Fired Plaintiff Sufficiently Alleges “Aiding and Abetting” Claim Arising From Retaliatory Arrest

In Rivera v. Balter Sales Co. (decided 12/1/14), the Southern District of New York held that plaintiff sufficiently alleged claims for aiding and abetting discriminatory conduct (under the New York State Human Rights Law) and false arrest. What is interesting about this case is that plaintiff sued not only her former employer, but also the employer’s attorney.

Facts

Plaintiff, who suffers from diabetes, was fired shortly after he left work to see a doctor because his foot was hurting him. He then filed a charge of disability discrimination against defendants Balter Sales Co. and his former supervisors Marc and Lori Balter. Plaintiff had previously submitted affidavits in support of a coworker who also filed discrimination claims against the defendants. When plaintiff appeared for a mediation to address his claims, he was arrested by police on charges of having stolen money from defendants. Plaintiff then filed a charge of retaliation with the EEOC, specifically for the arrest.

Aiding and Abetting Retaliation

Initially, the court held that plaintiff sufficiently alleged that an attorney for defendants aided and abetted the predicate retaliatory conduct – namely, luring plaintiff to the EEOC office so he could be arrested for the “false accusation” of theft.

Plaintiff also sufficiently alleged an “adverse employment action”. Applying the standard defined by the Supreme Court in Burlington Northern & Santa Fe Railway Co. v. White, 548 U.S. 53 (2006), the court found that “Defendants’ alleged conduct of ‘luring’ Plaintiff to the mediation and instigating an allegedly false arrest could well dissuade a reasonable worker from making or supporting a charge of discrimination.”

The court rejected the defendants’ argument that the length of time between the protected activity (filing the EEOC charge) and the retaliatory act – five months – was too long. “The very fact that the mediation session was scheduled as a response to the EEOC charge is indicative of a direct connection”, and “the five-month delay between the EEOC charge and the retaliatory conduct can be explained by the fact that the allegedly retaliatory action was timed to coincide with the EEOC mediation.”

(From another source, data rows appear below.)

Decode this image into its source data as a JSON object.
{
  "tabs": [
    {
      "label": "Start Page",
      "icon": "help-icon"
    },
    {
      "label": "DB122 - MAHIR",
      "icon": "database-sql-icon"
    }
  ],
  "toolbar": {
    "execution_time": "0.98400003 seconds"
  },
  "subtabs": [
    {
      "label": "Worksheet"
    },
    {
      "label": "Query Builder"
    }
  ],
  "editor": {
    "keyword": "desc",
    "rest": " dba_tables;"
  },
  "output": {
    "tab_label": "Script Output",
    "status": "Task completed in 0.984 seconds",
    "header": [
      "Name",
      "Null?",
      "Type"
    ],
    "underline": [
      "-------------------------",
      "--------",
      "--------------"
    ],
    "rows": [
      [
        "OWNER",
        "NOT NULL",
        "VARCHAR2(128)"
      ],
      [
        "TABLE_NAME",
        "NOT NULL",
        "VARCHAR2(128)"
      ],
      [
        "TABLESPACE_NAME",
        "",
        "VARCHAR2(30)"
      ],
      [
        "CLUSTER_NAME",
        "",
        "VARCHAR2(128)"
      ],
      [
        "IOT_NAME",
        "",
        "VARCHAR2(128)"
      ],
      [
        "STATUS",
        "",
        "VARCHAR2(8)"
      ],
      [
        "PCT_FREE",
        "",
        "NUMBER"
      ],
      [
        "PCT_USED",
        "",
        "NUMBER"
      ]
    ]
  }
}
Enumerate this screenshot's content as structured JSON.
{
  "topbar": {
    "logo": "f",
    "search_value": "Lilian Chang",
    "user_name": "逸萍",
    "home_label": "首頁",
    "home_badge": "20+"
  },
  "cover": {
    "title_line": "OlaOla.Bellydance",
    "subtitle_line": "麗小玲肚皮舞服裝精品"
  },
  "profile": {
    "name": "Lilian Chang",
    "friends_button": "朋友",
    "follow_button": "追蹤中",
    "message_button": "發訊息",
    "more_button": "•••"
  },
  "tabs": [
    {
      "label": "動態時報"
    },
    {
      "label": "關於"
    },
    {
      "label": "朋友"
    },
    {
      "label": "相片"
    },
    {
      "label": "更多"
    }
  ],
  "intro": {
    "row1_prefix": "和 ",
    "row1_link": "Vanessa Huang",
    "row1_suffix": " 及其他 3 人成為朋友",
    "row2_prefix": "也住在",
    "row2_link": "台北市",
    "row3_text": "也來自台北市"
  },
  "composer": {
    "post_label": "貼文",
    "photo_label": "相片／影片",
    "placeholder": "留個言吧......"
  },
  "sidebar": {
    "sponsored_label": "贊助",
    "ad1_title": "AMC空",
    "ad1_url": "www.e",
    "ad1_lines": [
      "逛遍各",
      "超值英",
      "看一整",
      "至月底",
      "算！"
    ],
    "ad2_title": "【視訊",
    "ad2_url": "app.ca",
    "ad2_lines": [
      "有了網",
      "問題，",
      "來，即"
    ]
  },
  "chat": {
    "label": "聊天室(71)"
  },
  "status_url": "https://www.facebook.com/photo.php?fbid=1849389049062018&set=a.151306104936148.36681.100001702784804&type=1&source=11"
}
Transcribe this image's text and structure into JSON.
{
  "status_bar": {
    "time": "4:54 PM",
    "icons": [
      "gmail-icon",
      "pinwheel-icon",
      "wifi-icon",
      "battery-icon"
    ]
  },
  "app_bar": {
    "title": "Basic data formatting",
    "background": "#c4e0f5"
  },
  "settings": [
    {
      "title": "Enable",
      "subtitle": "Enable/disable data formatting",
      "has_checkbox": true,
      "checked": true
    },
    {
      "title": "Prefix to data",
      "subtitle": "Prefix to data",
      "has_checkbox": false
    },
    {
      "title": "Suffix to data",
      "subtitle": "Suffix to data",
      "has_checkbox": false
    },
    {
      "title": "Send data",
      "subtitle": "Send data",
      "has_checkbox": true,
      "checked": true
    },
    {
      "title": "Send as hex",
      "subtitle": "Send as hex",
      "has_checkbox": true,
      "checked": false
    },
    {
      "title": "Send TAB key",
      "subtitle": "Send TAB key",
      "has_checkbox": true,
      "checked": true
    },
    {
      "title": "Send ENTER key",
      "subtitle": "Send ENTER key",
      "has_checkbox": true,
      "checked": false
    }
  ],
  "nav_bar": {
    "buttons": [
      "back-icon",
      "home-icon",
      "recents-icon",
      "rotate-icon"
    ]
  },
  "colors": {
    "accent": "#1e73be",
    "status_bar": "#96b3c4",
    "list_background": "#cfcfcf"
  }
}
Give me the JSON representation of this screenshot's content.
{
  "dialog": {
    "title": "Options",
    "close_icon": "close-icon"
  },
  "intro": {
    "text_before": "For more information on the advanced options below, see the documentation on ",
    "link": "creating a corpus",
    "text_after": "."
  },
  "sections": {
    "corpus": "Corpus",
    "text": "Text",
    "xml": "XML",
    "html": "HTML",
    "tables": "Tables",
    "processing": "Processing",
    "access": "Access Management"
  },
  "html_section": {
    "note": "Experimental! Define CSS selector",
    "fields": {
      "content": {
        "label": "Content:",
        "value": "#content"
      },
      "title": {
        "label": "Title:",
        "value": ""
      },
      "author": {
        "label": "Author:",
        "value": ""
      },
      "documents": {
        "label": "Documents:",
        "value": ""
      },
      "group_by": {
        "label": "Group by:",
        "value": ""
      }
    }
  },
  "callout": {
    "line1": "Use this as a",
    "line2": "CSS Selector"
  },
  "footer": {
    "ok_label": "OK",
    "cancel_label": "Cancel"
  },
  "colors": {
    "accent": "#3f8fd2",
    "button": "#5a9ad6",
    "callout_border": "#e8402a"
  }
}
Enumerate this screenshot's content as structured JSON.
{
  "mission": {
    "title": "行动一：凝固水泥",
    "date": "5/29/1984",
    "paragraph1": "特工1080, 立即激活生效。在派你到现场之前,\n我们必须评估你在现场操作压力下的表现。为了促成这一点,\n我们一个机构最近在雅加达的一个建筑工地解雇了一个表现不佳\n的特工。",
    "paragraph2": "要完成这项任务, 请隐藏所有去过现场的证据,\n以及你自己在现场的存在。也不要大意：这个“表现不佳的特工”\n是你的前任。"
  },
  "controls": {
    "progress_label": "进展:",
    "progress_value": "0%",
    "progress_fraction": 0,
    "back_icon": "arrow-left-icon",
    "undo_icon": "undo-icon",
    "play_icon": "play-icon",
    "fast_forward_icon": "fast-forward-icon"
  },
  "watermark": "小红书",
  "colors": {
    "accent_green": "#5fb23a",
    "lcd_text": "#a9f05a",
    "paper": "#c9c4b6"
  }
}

Plaintiff also sufficiently alleged the “direct, purposeful participation” of the attorney to support an aiding and abetting claim by alleging that defendants’ attorney “stated that he wanted to make an example of [Plaintiff] and that he had sent a copy of the mediation confirmation notice to the detectives.”

False Arrest

The court held that plaintiff sufficiently alleged that defendants intended to confine him and that such confinement was not otherwise privileged.

As to intent:

Plaintiff’s allegation that Defendants Marc and Lori Balter knowingly provided false statements to the police, which led to Plaintiff’s arrest, is sufficient to plead the requisite intent. … Plaintiff further asserts that [defendants’ attorney], acting as an “agent” of the Balters, notified the police of the mediation in order to “make an example” of Plaintiff. Accordingly, Plaintiff has met the Twombly plausibility standard in pleading the Balters’ intent to instigate his arrest and confinement.

Under New York law, “private defendants may be held liable for false arrest where the defendants lacked reasonable cause for their belief in the plaintiff’s culpability.”

Plaintiff sufficiently pleaded the absence of reasonable cause by alleging that “[d]efendants lacked reasonable cause for [their] belief that Plaintiff was guilty of stealing money from them” and that defendants knew that the statements that “led to Plaintiff’s arrest were false at the time they were made.”